There is some truth that the Hutu nationalists before their atrocities were backed by francophone imperialism, that the Tutsis are backed by anglophone, British and US imperialism. How does that make it easier to decide which side you are on?

Joe Kaplinsky:


>The discussion here started off with a discussion of war crime trials. The
>Tribunal for Rwanda is putting on trial ordainary soldiers or the mayors of
>small villages. These people, not the politicians, generals or bankers in
>the west or their stooges who ran the Rwandan government or the RPF are
>getting the blame.

This I submit, is also reductionist. However arbitrary justice is in retrospect, the truth is there is a continuity in the quality of individual decisions in a violently conflictual situation between individuals in the smallest unit of social interaction and in the government office.

The old woman on the street corner who allows or does *not* allow a young man running from attackers to hide in a cupboard for half an hour. A minister who issues an instruction to economise on rations for prisoners without any feedback on whether the guards are actually torturing captives who protest by giving them a good beating, or shutting them in a baking tin shed for a day. Much evil and much good consists of small banal acts which in retrospect are idealised as absolute evil versus absolute good.

My understanding is that senior members of the government have been tried, but not sentenced to death.

After such a conflict there is an argument for a truth and reconciliation process to permit the society to continue even if justice is not done. I would be interested if Joe thinks the way this was handled in South Africa was better. Both countries remain under the control of capitalism and imperialism.

The situation in Rwanda was shocking but the answer is not anti-imperialist reductionism.

It would appear that Joe Kaplinsky's Leninism does not allow for Lenin's remark in Caricature of Marxism and 'Imperialist Economism' Oct 1916, Part 5 Monism and Dualism:

"imperialism is progressive compared with pre-monopoly capitalism"...

"it is *not* our duty to support *every* struggle against imperialism".

The issue is not as Joe implies whether it would have been progessive for the "West" to intervene in Rwanda. The criticism should be made of *both* francophone and anglophone imperialism that they failed and probably blocked the setting up of internationally accountable methods for intervening in such situations of violent conflict.

The concrete question is for example whether the US place 24 Apache's at the disposal of the West African Peace making force in Sierra Leone. Or help set up a reconstruction fund paid for out of oil revenues. Of course they won't and that is why imperialism has to be fought on such specific issues.

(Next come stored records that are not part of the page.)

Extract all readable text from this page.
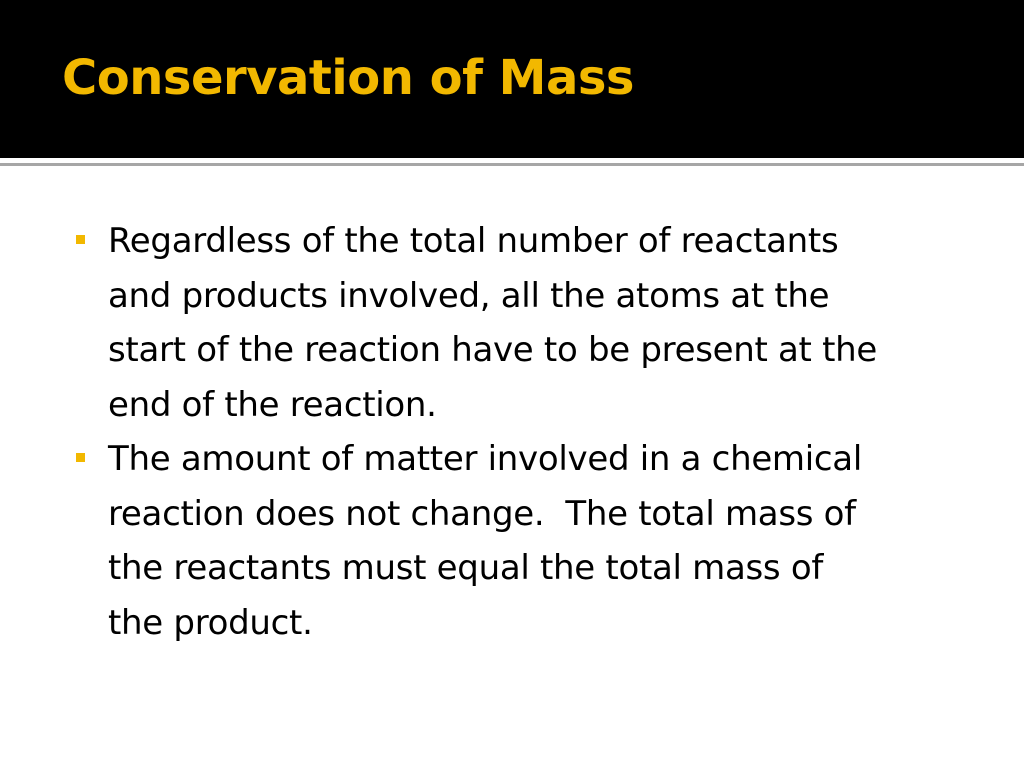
Conservation of Mass
Regardless of the total number of reactants
and products involved, all the atoms at the
start of the reaction have to be present at the
end of the reaction.
The amount of matter involved in a chemical
reaction does not change.  The total mass of
the reactants must equal the total mass of
the product.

We have to fight for a global governance that is progressive compared to imperialism and to pre-monopoly capitalism. There are not simplistic rules for getting there. What is needed is clarity about the overall politics of the project.

That is not about relying on the US airforce for massive bombing. Certainly Kosovo has taught that cannot stop ethnic cleansing by ground troops. The much vaunted Apache helicopters were useless controlled by officers and politicians who did not have a democratic mandate to use them. Much of the role of a regional intervention force should be to concentrate on non-military measures to stabilise a conflictual and turbulent situation. Military action should be limited and would involve ground troops working with air power to neutralise military forces engaged in civilian atrocities.

Economic interventions should be planned on non-capitalist lines to ensure the life processes of the population, so pressure to migrate is minimised.

Clearly even starting to discuss a framework for international peace and governance, far from being imperialist in character, profoundly challenges the whole notion that the world should be controlled by finance capital rather than people.

Now Maureen may not go along with all of this, or she may. I do not know. But I suggest Joe's reasoned response is fundamentally reductionist in its anti-imperialist yardstick and is anarchistic in refusing to address the positive and urgent need for a framework of world governance.

We only want the earth! That is the moderate demand. I suggest it is as a result of a partial and dogmatic interpretation of marxism that Joe does not address it.